The Adult Moyamoya Center at BIDMC brings together experts in stroke care, brain surgery, and imaging. The team studies each patient's arteries, brain blood flow, symptoms, and future stroke risk. These findings guide the choice between medicine, surgery, and continued monitoring.
In neurovasculature, the internal carotid arteries supply the front and middle parts of the brain. Moyamoya disease is a rare disorder in which one or both internal carotid arteries slowly narrow inside the skull. As the disease advances, low blood flow can cause a transient ischemic attack (TIA) or stroke.
The brain responds by growing a network of small vessels known as collateral vessels that carry blood around the narrowed region. On an angiogram, they can resemble a "puff of smoke," giving the disease its Japanese name. The new vessels help, but they may not carry enough blood and can be fragile.
Moyamoya has two common age peaks: one in childhood and another in adulthood. It can affect people of any background, but it is more common among people of East Asian ancestry and may run in families. The team also looks for Moyamoya syndrome, in which the same artery changes occur alongside another medical condition (e.g., down syndrome, neurofibromatosis I, sickle cell disease).
Symptoms can result from low blood flow or bleeding from fragile vessels, with the pattern depending on the part of the brain involved. A TIA causes temporary stroke-like symptoms. An ischemic stroke occurs when low blood flow injures brain tissue. A hemorrhagic stroke occurs when a vessel breaks and bleeds into or around the brain.
Adults may have TIAs, stroke, changes in thinking, seizures, or bleeding in the brain. Even symptoms that go away need prompt evaluation. Moyamoya can progress, and repeated events may cause lasting injury.
Symptoms of reduced brain blood flow or brain hemorrhage may include:
Evaluation may include MRI and MRA, CT angiography, blood-flow studies, and catheter angiography. MRI shows earlier strokes or areas of brain injury. Vascular scans show where the arteries are narrow. Blood-flow testing measures how well the brain responds when demand rises, while angiography maps the collateral vessels for treatment planning.
Direct extracranial-to-intracranial bypass connects a scalp artery to an artery on the brain's surface. The new pathway can improve cerebral blood flow immediately.
EDAS, or encephaloduroarteriosynangiosis, places a scalp artery in contact with the brain's surface.

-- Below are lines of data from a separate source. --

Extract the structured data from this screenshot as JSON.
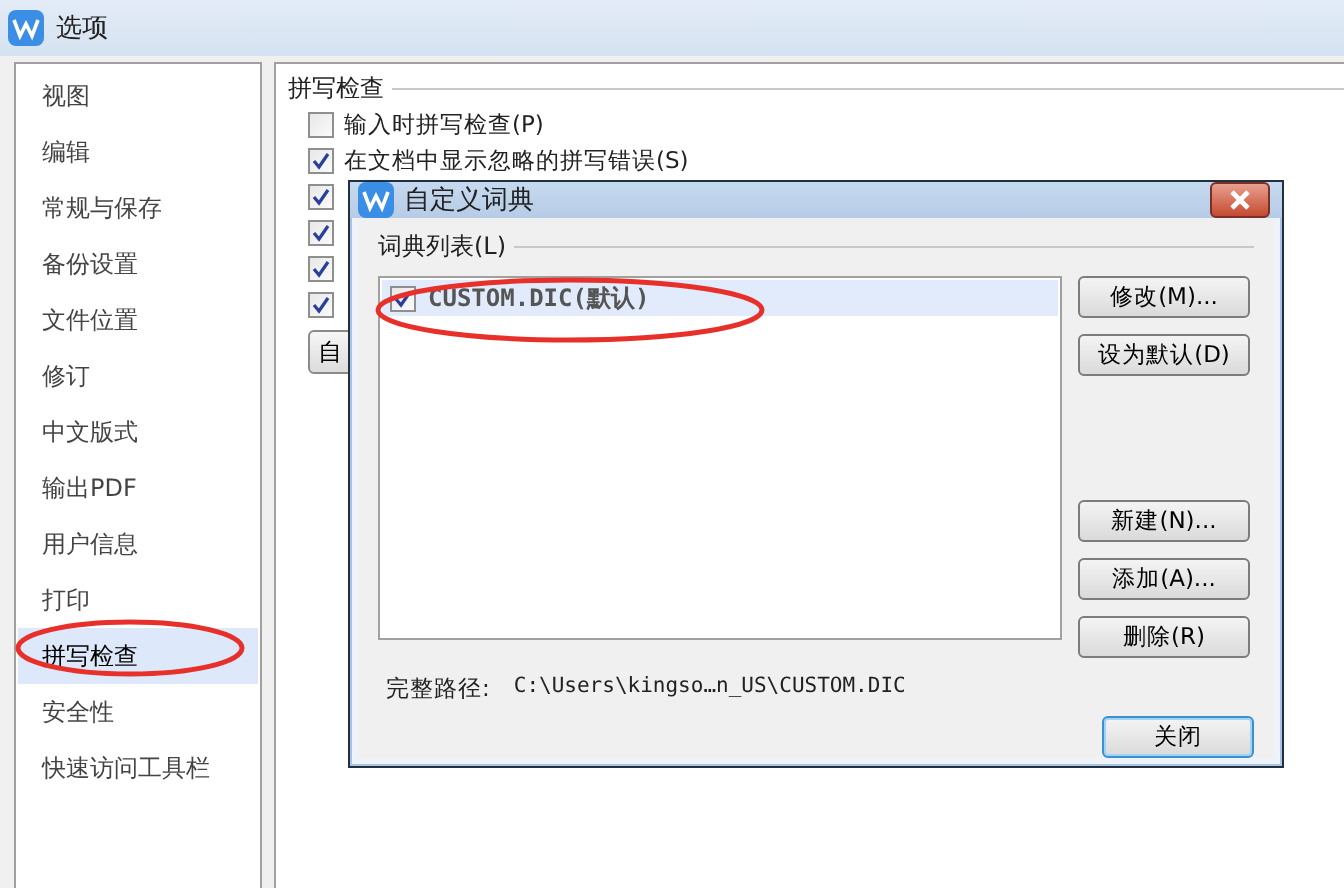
{
  "window": {
    "title": "选项"
  },
  "sidebar": {
    "items": [
      {
        "label": "视图",
        "selected": false
      },
      {
        "label": "编辑",
        "selected": false
      },
      {
        "label": "常规与保存",
        "selected": false
      },
      {
        "label": "备份设置",
        "selected": false
      },
      {
        "label": "文件位置",
        "selected": false
      },
      {
        "label": "修订",
        "selected": false
      },
      {
        "label": "中文版式",
        "selected": false
      },
      {
        "label": "输出PDF",
        "selected": false
      },
      {
        "label": "用户信息",
        "selected": false
      },
      {
        "label": "打印",
        "selected": false
      },
      {
        "label": "拼写检查",
        "selected": true
      },
      {
        "label": "安全性",
        "selected": false
      },
      {
        "label": "快速访问工具栏",
        "selected": false
      }
    ]
  },
  "section": {
    "title": "拼写检查",
    "options": [
      {
        "label": "输入时拼写检查(P)",
        "checked": false
      },
      {
        "label": "在文档中显示忽略的拼写错误(S)",
        "checked": true
      },
      {
        "checked": true
      },
      {
        "checked": true
      },
      {
        "checked": true
      },
      {
        "checked": true
      }
    ],
    "button": "自"
  },
  "dialog": {
    "title": "自定义词典",
    "list_label": "词典列表(L)",
    "dictionaries": [
      {
        "label": "CUSTOM.DIC(默认)",
        "checked": true,
        "selected": true
      }
    ],
    "buttons_top": [
      "修改(M)...",
      "设为默认(D)"
    ],
    "buttons_bottom": [
      "新建(N)...",
      "添加(A)...",
      "删除(R)"
    ],
    "path_label": "完整路径:",
    "path": "C:\\Users\\kingso…n_US\\CUSTOM.DIC",
    "close_button": "关闭"
  }
}
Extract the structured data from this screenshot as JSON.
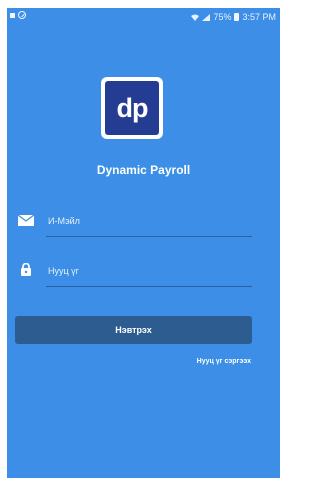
{
  "status_bar": {
    "battery": "75%",
    "time": "3:57 PM"
  },
  "logo": {
    "text": "dp"
  },
  "app": {
    "title": "Dynamic Payroll"
  },
  "form": {
    "email_placeholder": "И-Мэйл",
    "password_placeholder": "Нууц үг",
    "login_label": "Нэвтрэх",
    "forgot_password_label": "Нууц үг сэргээх"
  },
  "colors": {
    "background": "#3c8ee6",
    "logo_background": "#243c91",
    "button": "#2d5d90"
  },
  "icons": {
    "email": "envelope-icon",
    "password": "lock-icon",
    "wifi": "wifi-icon",
    "signal": "signal-icon",
    "battery": "battery-icon",
    "notification": "notification-icon",
    "do_not_disturb": "do-not-disturb-icon"
  }
}
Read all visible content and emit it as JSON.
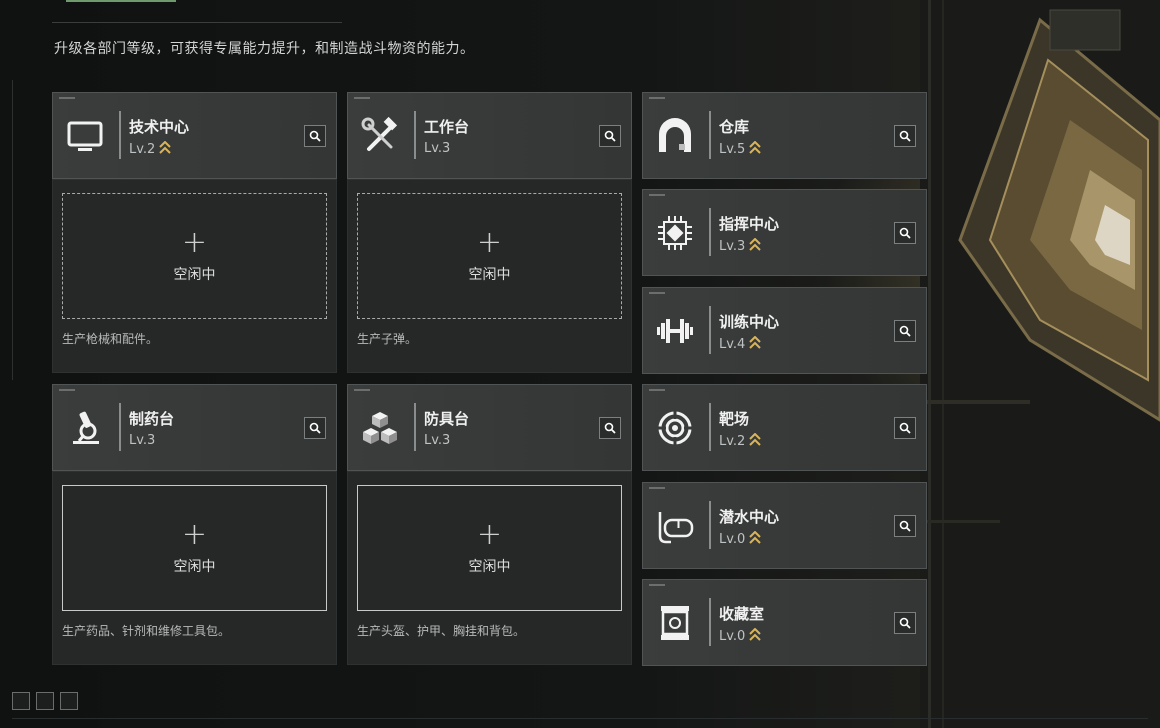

New collateral vessels then grow gradually into the affected region over several months.
After imaging, stroke specialists and brain surgeons review the findings together. The plan depends on symptoms, disease progress, blood-flow reserve, earlier strokes, and the likely benefit of surgery. Some patients can be followed with medicine and repeat scans. Others benefit from bypass surgery that brings a stronger source of blood to the brain.
Early evaluation can identify patients at risk before another stroke causes lasting injury. Adults with signs of Moyamoya should be assessed by a team experienced in brain blood-flow disorders and bypass surgery.